Mais voilà, Gerry tombe malade, et, en quelques mois, est emporté par la maladie.
Comment ça, un livre où le héros meurt, mais qu’est-ce que c’est que cette arnaque ??! Eh bien en fait, PS, I love you est certes une romance, mais une romance sans héros véritablement déterminé, une romance centrée autour de Holly et de l’amour en général. Ce que l’on appelle communément un roman féminin.

Holly est désespérée, personne autour d’elle ne parvient plus vraiment à l’atteindre, car son meilleur ami, le seul qui aurait pu la sortir de là, est mort. Pourtant, c’est bien Gerry qui va aider Holly à s’en sortir, la ramener à la vie. Et pour cela, elle va recevoir, dans les mois qui suivent l’enterrement, 10 lettres, écrites par Gerry, pour la soutenir, la guider et l’aider à se reconstruire. Ces lettres sont pleines de messages, de défis que Gerry lui lance, de choses qu’il lui demande de faire, et qui l’envoient à l’aventure.
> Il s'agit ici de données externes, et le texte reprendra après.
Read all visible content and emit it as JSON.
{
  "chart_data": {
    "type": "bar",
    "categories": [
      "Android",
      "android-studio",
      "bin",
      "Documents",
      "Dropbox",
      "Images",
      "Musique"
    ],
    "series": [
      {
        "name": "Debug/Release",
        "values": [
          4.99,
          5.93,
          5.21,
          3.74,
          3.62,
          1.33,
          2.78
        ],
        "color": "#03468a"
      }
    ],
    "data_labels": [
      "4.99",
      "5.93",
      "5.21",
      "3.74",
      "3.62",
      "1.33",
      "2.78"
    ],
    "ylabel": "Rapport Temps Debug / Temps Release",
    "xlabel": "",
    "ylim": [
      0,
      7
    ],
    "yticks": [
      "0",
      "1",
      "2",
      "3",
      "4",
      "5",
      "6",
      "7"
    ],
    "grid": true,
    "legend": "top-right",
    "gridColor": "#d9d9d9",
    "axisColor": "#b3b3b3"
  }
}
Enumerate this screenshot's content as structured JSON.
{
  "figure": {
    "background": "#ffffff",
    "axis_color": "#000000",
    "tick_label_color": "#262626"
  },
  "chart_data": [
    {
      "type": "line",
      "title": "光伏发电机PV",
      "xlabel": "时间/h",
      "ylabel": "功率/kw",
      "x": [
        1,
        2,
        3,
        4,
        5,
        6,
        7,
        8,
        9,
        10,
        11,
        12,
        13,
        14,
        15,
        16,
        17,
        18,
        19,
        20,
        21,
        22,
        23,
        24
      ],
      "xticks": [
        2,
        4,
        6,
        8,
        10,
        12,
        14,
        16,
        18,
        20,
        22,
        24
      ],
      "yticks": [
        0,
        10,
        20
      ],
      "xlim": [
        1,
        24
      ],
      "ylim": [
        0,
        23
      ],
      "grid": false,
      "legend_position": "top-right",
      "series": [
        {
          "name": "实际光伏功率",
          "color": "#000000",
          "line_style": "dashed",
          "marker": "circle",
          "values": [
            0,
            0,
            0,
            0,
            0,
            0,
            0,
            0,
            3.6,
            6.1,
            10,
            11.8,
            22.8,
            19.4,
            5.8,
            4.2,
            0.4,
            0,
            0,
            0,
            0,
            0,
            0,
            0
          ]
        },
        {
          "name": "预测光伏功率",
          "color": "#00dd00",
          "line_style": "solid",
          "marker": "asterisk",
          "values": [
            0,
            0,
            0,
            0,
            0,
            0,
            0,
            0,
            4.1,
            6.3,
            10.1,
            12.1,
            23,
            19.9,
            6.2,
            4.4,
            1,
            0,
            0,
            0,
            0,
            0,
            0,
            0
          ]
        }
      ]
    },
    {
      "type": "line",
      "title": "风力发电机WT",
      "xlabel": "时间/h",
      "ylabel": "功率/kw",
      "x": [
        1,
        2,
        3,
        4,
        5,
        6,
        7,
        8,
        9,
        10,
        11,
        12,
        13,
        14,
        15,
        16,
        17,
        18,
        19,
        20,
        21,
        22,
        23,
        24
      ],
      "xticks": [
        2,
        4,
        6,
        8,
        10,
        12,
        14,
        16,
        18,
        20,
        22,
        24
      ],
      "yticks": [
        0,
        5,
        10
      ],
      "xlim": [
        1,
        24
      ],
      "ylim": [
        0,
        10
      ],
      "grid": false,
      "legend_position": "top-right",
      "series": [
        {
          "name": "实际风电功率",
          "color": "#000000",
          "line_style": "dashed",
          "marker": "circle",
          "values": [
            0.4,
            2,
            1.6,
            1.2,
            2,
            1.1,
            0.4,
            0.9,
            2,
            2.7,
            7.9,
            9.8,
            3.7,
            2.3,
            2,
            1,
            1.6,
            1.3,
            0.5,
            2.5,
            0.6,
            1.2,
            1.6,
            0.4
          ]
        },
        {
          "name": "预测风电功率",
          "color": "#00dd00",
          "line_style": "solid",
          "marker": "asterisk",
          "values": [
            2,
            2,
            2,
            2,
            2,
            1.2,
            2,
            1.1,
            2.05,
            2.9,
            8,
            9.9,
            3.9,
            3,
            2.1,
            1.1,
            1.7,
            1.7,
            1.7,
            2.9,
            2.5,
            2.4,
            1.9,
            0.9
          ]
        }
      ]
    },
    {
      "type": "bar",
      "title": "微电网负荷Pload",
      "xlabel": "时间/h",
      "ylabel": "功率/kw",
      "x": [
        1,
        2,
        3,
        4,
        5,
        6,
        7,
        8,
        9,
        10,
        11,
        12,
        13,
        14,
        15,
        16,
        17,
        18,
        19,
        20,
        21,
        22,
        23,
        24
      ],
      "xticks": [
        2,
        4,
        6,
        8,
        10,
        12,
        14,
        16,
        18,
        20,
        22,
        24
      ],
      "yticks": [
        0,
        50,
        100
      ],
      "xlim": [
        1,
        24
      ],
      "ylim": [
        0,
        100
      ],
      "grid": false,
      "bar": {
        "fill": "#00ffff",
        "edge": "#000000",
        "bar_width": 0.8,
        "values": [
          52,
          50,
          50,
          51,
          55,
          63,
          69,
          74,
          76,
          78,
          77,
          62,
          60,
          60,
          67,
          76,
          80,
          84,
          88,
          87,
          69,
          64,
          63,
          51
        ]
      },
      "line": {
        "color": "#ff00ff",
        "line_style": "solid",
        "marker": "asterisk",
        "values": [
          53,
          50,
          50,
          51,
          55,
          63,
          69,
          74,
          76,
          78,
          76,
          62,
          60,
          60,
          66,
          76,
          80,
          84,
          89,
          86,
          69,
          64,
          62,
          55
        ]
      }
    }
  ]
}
Pas des aventures très exotiques certes, mais suffisantes pour obliger Holly à sortir de sa carapace et littéralement la ramener à la vie.

Gerry, sans réellement quitter sa femme, l’amène à comprendre que, s’il n’a pas voulu l’abandonner, la vie continue pourtant, et au fil des lettres, toutes signées d’un PS, I love you, ce sont de véritables leçons de vie qu’il lui transmet.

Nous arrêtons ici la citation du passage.